Meeting Abstract
P2.13 Tuesday, Jan. 5 EcR/RXR LBD Isoforms in Crustacea DURICA, DS*; PHILLIPS, B; HOPKINS, PM; University of Oklahoma; University of Oklahoma; University of Oklahoma ddurica@ou.edu
The primary amino acid sequence encoded by the U. pugilator EcR and RXR genes was previously elucidated by cDNA sequencing. These studies indicated isoforms within the hinge and ligand binding domain (LBD) of RXR and the hinge region of EcR. An isoform missing the C-terminal region of EcR LBD was observed, but N-terminal isoforms were not detected, suggesting the LBD variants might have different physiological functions. We describe here the intron-exon organization of the UpEcR gene determined from overlapping genomic clones. A contig covering a total of 9320 bases was assembled identifying seven exons and six introns. An intron was observed within the A/B region of the EcR gene, leaving the possibility for alternative A/B splicing.
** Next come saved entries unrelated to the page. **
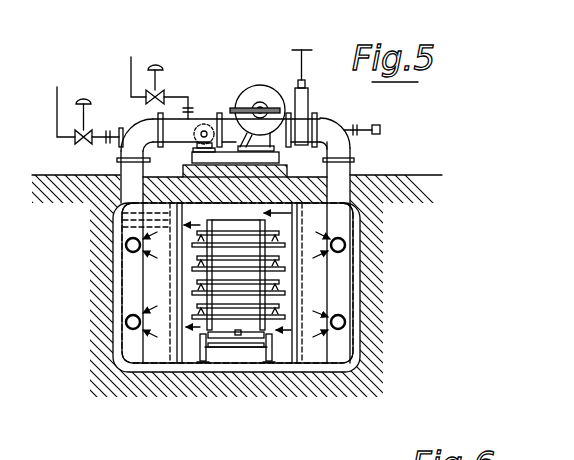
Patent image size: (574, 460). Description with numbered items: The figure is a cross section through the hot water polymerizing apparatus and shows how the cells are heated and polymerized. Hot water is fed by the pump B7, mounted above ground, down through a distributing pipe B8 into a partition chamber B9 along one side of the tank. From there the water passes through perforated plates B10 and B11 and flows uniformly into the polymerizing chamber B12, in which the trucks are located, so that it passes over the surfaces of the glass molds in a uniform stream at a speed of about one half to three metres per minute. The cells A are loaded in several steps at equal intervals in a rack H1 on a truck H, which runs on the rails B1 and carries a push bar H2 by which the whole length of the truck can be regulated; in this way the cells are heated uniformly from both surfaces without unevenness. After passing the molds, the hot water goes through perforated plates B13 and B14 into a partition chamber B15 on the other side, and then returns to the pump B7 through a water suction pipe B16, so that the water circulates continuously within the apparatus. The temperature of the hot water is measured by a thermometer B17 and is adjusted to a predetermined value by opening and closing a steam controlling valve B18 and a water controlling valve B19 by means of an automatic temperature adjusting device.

The steam controlling valve B18 is at (82, 99).
The water controlling valve B19 is at (155, 65).
The pump B7 is at (255, 85).
The thermometer B17 is at (382, 127).
The water suction pipe B16 is at (122, 247).
The cells A is at (197, 258).
The distributing pipe B8 is at (347, 316).
The perforated plate B13 is at (182, 328).
The perforated plate B14 is at (178, 350).
The partition chamber B15 is at (158, 363).
The rails B1 is at (182, 347).
The truck H is at (222, 334).
The push bar H2 is at (240, 335).
The polymerizing chamber B12 is at (257, 363).
The perforated plate B11 is at (295, 345).
The perforated plate B10 is at (305, 345).
The rack H1 is at (318, 325).
The partition chamber B9 is at (340, 364).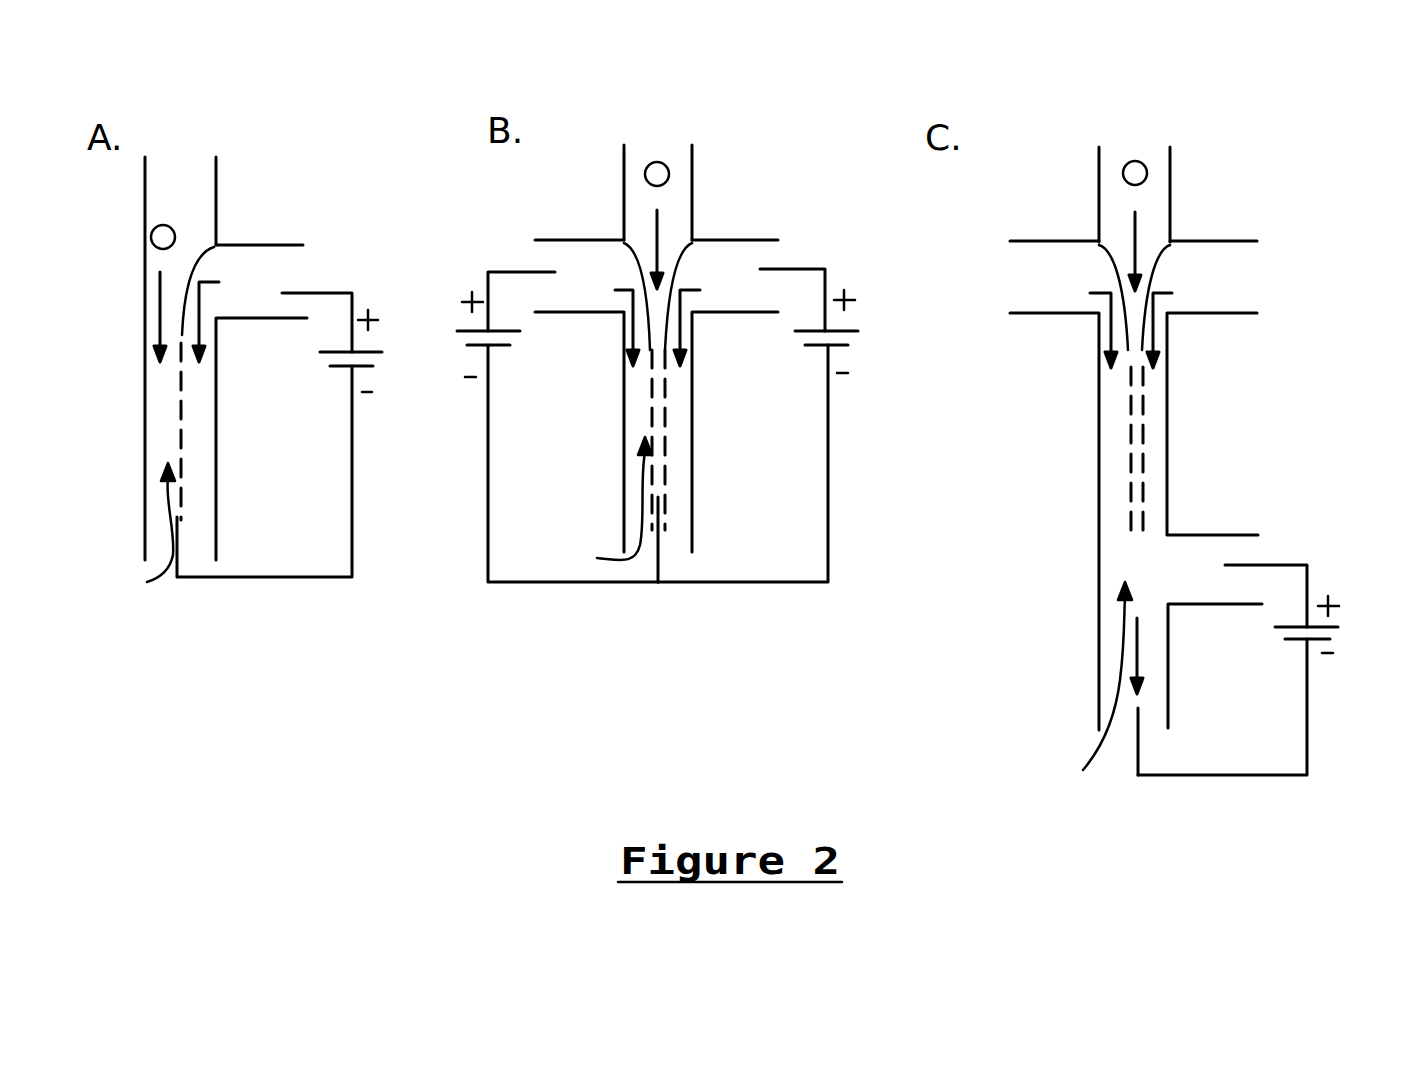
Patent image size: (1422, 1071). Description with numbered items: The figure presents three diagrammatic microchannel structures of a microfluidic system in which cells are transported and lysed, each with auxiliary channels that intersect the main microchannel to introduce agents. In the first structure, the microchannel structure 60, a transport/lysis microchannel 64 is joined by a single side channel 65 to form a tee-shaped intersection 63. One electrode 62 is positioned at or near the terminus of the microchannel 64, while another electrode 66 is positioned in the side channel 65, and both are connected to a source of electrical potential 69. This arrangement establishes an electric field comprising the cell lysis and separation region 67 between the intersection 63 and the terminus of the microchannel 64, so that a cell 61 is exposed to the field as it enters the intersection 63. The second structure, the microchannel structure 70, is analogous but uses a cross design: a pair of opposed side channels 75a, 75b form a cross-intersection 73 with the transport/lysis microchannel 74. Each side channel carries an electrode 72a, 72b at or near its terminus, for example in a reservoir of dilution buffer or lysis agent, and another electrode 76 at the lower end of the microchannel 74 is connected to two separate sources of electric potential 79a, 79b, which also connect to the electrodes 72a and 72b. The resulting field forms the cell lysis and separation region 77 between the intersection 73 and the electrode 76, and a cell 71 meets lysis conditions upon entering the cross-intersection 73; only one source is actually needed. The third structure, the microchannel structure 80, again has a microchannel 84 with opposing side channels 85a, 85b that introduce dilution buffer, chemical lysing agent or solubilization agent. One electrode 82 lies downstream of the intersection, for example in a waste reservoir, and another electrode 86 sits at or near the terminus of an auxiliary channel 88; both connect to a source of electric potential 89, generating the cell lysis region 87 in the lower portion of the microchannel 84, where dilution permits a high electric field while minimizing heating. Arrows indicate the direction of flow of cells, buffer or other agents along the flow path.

The microchannel structure 60 is at (122, 425).
The cell 61 is at (165, 203).
The electrode 62 is at (184, 548).
The tee-shaped intersection 63 is at (227, 297).
The microchannel 64 is at (217, 403).
The side channel 65 is at (257, 240).
The electrode 66 is at (310, 283).
The cell lysis and separation region 67 is at (146, 540).
The source of electrical potential 69 is at (383, 365).
The microchannel structure 70 is at (606, 447).
The cell 71 is at (655, 152).
The electrode 72a is at (510, 267).
The electrode 72b is at (787, 263).
The cross-intersection 73 is at (695, 270).
The transport/lysis microchannel 74 is at (692, 427).
The side channel 75a is at (567, 235).
The side channel 75b is at (723, 235).
The electrode 76 is at (667, 557).
The cell lysis and separation region 77 is at (606, 506).
The source of electric potential 79a is at (508, 358).
The source of electric potential 79b is at (797, 348).
The microchannel structure 80 is at (1078, 463).
The electrode 82 is at (1145, 743).
The microchannel 84 is at (1168, 415).
The side channel 85a is at (1055, 233).
The side channel 85b is at (1202, 233).
The electrode 86 is at (1255, 558).
The cell lysis region 87 is at (1086, 687).
The auxiliary channel 88 is at (1193, 528).
The source of electric potential 89 is at (1348, 645).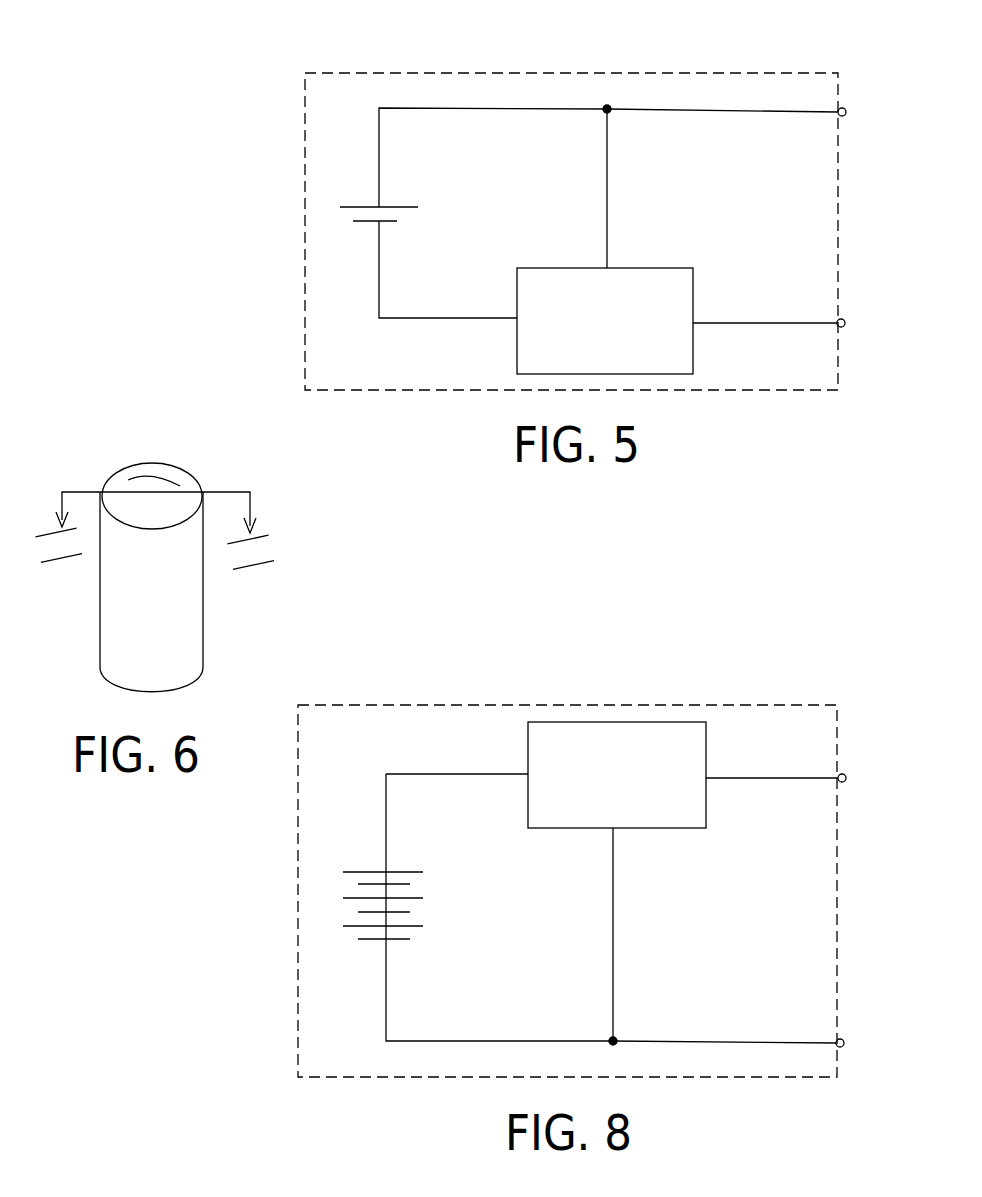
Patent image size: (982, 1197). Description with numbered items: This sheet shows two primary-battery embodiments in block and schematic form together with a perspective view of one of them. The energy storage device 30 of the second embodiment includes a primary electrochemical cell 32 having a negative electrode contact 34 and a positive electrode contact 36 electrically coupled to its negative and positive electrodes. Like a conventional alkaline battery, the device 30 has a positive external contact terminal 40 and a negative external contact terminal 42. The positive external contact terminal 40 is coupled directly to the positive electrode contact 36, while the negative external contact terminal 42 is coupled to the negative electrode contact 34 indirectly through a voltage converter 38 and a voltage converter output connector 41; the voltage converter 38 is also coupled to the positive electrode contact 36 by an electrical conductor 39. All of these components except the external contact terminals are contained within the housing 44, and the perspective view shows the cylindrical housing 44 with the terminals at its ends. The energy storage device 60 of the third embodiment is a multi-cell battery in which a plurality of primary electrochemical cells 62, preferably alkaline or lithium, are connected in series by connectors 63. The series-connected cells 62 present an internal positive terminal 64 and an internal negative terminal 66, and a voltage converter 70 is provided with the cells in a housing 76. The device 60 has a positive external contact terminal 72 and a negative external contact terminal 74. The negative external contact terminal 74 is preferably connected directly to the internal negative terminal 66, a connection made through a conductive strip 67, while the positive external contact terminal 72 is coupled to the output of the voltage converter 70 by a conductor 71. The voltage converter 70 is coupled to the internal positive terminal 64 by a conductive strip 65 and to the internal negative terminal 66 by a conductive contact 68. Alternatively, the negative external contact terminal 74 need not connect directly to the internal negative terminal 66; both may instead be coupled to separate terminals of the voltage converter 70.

Hinge region isoforms arising through alternative splicing were identified; in addition, a cryptic exon in the ligand binding domain was detected and evidence for the expression of this isoform was obtained from RT-PCR. To examine whether the LBD isoforms of Uca RXR might have different physiological properties in vitro, EMSA analyses were performed with different isoforms of the Drosophila receptors. The cognate crab and fly receptors differ in EMSA assays in their responses to hormone in that neither 20E nor PA increases DNA binding for the Uca heterodimers, while ecdysteroids stimulate binding for the Drosophila EcR/USP heterodimers. In mixing experiments, UpEcR/DmUSP heterodimers did not show ligand responsive differences in DNA binding; both Uca LBD isoforms, however, conferred ligand responsive increases in DNA binding with DmEcRs, with differing effectiveness relative to different DmEcR isoforms. These data indicate that both UpRXR LBD isoforms can heterodimerize with the heterologous DmEcR receptors and promote ligand and DNA binding, but suggest each may promote isoform-specific differences in EcR conformation.